LanguagesOfficial list includes 30 languages: Arabic, Burmese, Chinese, Danish, Dutch, English, Finnish, French, German, Greek, Hebrew, Hindi, Indonesian, Italian, Japanese, Khmer, Korean, Lao, Malay, Norwegian, Polish, Portuguese, Russian, Spanish, Swahili, Swedish, Tagalog, Thai, Turkish, Vietnamese.
DialectsOfficial list includes 9 Chinese dialects: Sichuanese, Cantonese, Wu, Northeastern, Henan, Shaanxi, Shandong, Tianjin, Minnan.
Cross-language outputSupports multilingual synthesis and cross-language reference-audio cloning.
Text voice designvoxcpm2-design needs no reference audio; put age, gender, tone, emotion, and speed in natural-language text.
Controllable clonevoxcpm2-clone uses reference_audio and does not need prompt text.
Ultimate clonevoxcpm2-ultimate-clone needs prompt_audio and exact prompt_text; do not rely on bracket style control in this mode.
Official speed referenceOfficial PyTorch reports RTF around 0.30 on RTX 4090; Nano-vLLM / vLLM-Omni acceleration is around 0.13.
BoundariesVery short text may sound weak. Long text can speed up, produce noise, fail to stop, or OOM; split by sentence for production.

Default Addresses

ServiceDefault AddressPurpose
FastAPIhttp://127.0.0.1:8000Neiroha provider connects here.
Adminhttp://127.0.0.1:7860Manage voices, model presets, tests, and logs.

Install

Recommended portable flow.
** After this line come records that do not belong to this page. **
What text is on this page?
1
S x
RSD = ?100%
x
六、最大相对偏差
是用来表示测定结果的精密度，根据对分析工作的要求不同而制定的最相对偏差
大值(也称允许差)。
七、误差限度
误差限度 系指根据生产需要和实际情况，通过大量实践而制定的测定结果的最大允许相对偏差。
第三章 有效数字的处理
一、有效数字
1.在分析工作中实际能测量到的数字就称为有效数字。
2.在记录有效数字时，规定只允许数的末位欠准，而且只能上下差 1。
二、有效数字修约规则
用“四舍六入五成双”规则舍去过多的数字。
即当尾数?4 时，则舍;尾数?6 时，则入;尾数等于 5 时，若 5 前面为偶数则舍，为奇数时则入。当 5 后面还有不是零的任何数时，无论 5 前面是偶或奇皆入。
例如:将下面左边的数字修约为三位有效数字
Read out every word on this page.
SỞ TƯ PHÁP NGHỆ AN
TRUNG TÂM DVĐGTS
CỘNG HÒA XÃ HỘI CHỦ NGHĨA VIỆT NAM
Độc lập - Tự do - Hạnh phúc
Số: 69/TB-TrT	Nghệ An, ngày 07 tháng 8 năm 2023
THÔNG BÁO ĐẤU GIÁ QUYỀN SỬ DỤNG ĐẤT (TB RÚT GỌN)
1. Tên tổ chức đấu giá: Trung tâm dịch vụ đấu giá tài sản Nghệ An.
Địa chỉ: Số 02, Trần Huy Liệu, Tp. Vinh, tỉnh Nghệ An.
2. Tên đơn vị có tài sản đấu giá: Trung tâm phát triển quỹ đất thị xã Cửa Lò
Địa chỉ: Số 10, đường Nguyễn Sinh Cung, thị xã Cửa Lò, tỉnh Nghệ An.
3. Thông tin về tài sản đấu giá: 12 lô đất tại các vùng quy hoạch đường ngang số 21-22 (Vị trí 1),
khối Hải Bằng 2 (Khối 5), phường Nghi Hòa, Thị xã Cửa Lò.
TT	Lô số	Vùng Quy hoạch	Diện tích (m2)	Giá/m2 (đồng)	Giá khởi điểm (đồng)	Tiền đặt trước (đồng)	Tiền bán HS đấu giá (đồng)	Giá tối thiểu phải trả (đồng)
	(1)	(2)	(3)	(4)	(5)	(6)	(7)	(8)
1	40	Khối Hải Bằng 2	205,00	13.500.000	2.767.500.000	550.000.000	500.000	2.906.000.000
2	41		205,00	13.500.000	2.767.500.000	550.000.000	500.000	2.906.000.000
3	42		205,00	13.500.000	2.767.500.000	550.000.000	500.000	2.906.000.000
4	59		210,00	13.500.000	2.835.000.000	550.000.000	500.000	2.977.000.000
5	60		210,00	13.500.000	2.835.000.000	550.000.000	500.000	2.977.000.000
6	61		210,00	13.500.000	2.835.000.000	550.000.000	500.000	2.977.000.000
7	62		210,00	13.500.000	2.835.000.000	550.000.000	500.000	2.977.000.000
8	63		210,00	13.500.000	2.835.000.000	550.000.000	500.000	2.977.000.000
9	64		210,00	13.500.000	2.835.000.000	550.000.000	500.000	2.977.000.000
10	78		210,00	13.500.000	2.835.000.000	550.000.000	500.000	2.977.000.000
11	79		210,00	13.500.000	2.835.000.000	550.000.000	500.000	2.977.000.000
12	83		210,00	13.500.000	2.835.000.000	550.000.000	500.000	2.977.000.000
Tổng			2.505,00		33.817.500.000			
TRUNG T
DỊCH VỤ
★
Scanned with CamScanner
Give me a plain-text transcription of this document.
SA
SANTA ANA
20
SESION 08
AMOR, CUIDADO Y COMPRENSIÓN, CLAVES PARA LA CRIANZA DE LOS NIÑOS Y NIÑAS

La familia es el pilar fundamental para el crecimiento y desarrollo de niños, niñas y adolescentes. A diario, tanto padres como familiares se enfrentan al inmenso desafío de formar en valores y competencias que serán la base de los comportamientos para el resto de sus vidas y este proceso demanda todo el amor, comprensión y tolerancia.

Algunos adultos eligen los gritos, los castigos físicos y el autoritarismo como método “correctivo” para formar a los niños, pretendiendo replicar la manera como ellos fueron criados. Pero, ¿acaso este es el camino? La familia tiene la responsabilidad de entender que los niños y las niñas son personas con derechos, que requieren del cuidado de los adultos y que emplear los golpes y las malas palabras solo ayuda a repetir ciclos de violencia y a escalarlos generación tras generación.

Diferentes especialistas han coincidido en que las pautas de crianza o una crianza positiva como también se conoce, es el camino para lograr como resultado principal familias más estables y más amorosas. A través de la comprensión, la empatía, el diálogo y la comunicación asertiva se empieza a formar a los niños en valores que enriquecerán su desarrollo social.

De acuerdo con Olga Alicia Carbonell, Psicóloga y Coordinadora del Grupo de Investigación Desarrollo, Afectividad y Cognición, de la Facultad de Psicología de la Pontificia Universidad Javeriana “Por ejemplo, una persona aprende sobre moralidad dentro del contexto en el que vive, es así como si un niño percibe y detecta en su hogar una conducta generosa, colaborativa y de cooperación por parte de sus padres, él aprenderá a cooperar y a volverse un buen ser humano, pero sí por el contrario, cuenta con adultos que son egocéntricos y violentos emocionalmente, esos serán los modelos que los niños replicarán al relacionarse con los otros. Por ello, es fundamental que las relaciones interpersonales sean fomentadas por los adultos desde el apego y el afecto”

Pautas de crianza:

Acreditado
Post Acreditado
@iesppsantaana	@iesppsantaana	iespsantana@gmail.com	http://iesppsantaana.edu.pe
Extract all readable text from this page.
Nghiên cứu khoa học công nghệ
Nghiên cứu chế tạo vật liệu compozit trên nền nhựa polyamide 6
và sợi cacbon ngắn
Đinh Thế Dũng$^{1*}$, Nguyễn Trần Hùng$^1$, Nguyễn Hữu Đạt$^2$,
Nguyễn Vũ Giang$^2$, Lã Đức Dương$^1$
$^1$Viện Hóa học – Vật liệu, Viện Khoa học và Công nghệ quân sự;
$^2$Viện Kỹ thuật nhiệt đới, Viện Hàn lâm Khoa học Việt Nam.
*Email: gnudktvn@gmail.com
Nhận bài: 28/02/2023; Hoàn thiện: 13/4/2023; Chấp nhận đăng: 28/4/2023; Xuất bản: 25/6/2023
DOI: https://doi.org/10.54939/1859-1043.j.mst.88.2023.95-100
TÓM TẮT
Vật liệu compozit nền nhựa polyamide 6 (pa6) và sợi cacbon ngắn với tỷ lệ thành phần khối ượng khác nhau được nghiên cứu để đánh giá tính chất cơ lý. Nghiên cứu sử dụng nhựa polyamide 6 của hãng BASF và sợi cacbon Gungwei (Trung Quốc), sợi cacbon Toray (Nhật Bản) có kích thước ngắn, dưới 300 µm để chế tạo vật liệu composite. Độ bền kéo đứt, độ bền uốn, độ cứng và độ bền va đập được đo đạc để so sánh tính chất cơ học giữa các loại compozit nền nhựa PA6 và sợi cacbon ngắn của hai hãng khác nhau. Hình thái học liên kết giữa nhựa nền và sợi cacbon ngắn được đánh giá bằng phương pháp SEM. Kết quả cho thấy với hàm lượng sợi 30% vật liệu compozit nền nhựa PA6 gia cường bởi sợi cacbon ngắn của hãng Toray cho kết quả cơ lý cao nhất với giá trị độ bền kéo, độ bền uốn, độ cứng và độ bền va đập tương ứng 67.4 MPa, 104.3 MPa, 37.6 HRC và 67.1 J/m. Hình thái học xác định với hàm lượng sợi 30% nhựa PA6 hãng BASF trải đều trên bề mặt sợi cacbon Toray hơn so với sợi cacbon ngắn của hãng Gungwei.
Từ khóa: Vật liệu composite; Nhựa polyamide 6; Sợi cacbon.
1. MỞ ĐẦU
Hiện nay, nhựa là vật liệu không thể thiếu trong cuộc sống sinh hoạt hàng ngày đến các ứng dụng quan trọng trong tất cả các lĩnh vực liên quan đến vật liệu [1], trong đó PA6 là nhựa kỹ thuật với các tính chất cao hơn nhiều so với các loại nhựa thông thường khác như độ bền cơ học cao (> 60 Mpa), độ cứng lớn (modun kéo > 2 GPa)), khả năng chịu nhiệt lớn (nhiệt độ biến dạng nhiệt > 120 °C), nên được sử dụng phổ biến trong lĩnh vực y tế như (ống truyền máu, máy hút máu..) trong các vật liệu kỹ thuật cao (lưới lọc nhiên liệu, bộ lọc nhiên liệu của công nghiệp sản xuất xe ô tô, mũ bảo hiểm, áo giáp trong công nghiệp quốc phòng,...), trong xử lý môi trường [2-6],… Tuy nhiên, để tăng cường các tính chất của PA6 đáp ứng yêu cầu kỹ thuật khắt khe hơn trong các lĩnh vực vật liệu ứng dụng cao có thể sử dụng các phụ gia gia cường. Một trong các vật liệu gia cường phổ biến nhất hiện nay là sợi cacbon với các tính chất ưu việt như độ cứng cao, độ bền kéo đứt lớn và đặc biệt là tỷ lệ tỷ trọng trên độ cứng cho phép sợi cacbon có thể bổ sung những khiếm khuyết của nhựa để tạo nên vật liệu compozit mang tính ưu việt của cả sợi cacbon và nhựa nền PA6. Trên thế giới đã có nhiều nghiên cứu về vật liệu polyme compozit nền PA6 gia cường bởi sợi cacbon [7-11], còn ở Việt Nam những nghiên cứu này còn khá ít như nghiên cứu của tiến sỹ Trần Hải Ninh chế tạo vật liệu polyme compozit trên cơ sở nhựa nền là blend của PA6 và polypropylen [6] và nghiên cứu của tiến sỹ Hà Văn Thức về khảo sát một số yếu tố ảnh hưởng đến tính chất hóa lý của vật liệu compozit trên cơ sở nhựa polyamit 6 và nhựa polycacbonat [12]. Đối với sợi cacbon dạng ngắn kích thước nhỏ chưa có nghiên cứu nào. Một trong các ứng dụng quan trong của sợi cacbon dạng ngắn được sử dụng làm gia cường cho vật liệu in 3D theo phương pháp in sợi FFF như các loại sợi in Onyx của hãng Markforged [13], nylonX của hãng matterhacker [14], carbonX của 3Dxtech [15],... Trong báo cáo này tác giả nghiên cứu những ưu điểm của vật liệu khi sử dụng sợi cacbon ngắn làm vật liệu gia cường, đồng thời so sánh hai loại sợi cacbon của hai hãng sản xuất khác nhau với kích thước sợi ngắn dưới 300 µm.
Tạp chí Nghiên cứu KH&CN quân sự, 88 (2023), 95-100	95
The current package is built for NVIDIA GPU / CUDA environments and mainly targets RTX 30 / 40 / 50 series users:

  1. Open Neiroha-VoxCPM V1.0.0 Release.
  2. Download all V1.0.0 split archives: Neiroha-VoxCPM-portable.7z.001, .002, .003, .004.
  3. If GitHub downloads are unstable, use the Baidu Netdisk mirror from the Release body.
  4. Put all four files in the same directory and extract from .001 with 7-Zip.
  5. Run start_portable.bat.

Source or development environment:

pixi install
pixi run install

Optional ASR model for automatic prompt text transcription in ultimate clone:

pixi run install-asr

ASR is disabled by default. ultimate_clone normally needs manual prompt text.

Start

Portable Release:

.\start_portable.bat

Source environment:

pixi run serve

Common tasks:

CommandPurpose
pixi run serveStart according to configs/server.toml [startup].surface, default API + Admin
pixi run apiStart FastAPI only
pixi run adminStart Neiroha Admin and connect to an existing FastAPI
pixi run smokeCheck /health, /v1/models, /v1/audio/voices, and capabilities
pixi run testRun backend tests
pixi run launcher-helpShow launcher arguments

Connect Neiroha

  1. Open Providers.
  2. Create a provider, adapter type VoxCPM2 Native.
  3. Set Base URL to http://127.0.0.1:8000.
  4. Leave API Key empty if local auth is disabled.
  5. Click Fetch All.
  6. Confirm voxcpm2-design, voxcpm2-clone, and voxcpm2-ultimate-clone.
  7. Enable the provider and click Health Check.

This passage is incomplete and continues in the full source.